Let's now modify this code to create our RESTful service. The following code snippet illustrates how we can take advantage of constructor injection to inject an instance of type IDataService:

 public class EmployeeController : ControllerBase
  {
    private readonly IDataService _dataService;
    public EmployeeController(IDataService dataService)
    {
      _dataService = dataService;
    }
  }

Once this instance is available, we can use it to call the methods of DataService class and retrieve data. The following controller method retrieves all Employee records and returns the list:

[HttpGet]
  public IActionResult Get()
  {
    var records = _dataService.Get();
    if(records !=null)
      if(records.Count > 0)
      return Ok(records);
    return NotFound();
  }

Note the usage of IActionResult in the method above. ASP.NET Core provides you three ways to return data from an action method: an instance of a specific type, an instance of type IActionResult and an instance of the generic type IActionResult<T>. IActionResult helps you to return error or status codes of an operation.

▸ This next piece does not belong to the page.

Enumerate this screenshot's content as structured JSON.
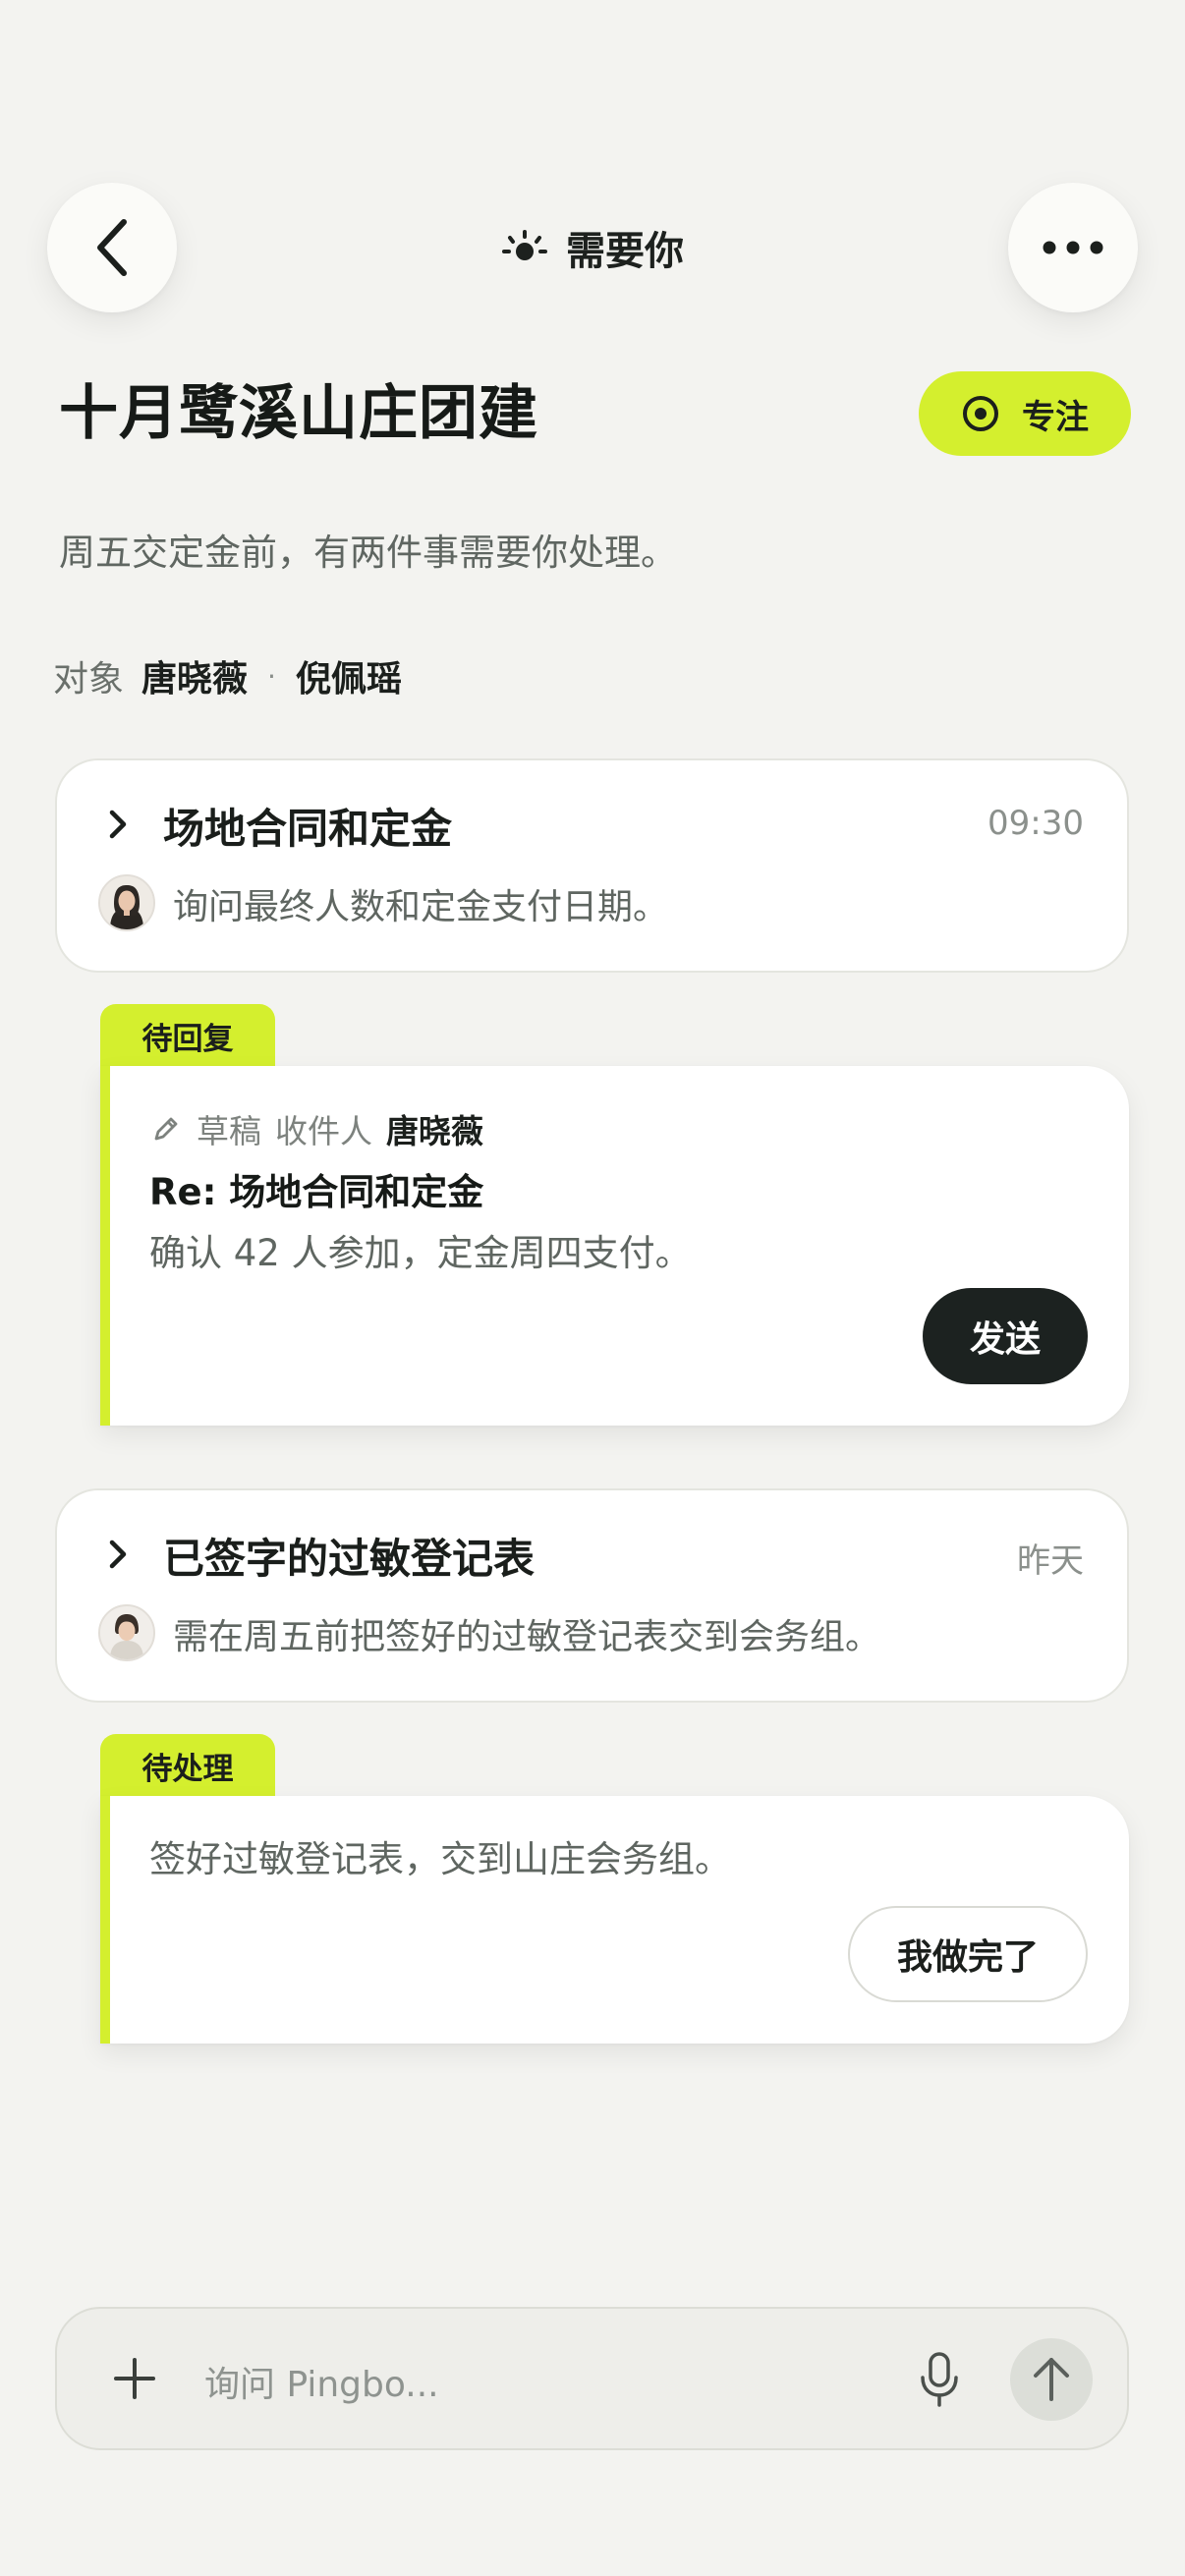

Here's another action method -- this one accepts an integer value (the employee id) as an argument and returns, searches for a record with the given id and if found returns the employee record:

[HttpGet("{id}", Name = "Get")]
    public IActionResult Get(int id)
    {
      var data = _dataService.GetById(id);
      if (data != null)
        return Ok(data);
      return NotFound();
    }

Now you can run the API in the Web browser using this URL:

http://localhost:8273/api/Employee

To retrieve a specific record, the URL should be this:

http://localhost:8273/api/Employee/1 

Here's the complete code listing of the controller class for your convenience:

[Route("api/[controller]")]
  [ApiController]
  public class EmployeeController : ControllerBase
  {
    private readonly IDataService _dataService;
    public EmployeeController(IDataService dataService)
    {
      _dataService = dataService;
    }
    [HttpGet]
    public IActionResult Get()
    {
      var records = _dataService.Get();
      if(records !=null)
        if(records.Count > 0)
        return Ok(records);
      return NotFound();
    }
    [HttpGet("{id}", Name = "Get")]
    public IActionResult Get(int id)
    {
      var data = _dataService.GetById(id);
      if (data != null)
        return Ok(data);
      return NotFound();
    }
    [HttpPost]
    public void Post([FromBody] string value)
    {
      //TODO: Write code here to create an employee record.
    }
    [HttpPut("{id}")]
    public void Put(int id, [FromBody] string value)
    {
      //TODO: Write code here to update an employee record.
    }
    [HttpDelete("{id}")]
    public void Delete(int id)
    {
      //TODO: Write code here to delete an employee record.
    }
  }

Summary
RESTful services are much faster compared to SOAP services and they consume much less bandwidth. ASP.NET Core makes building RESTful services easy and comfortable. In this article we examined how we can build a simple RESTful service using ASP.NET Core.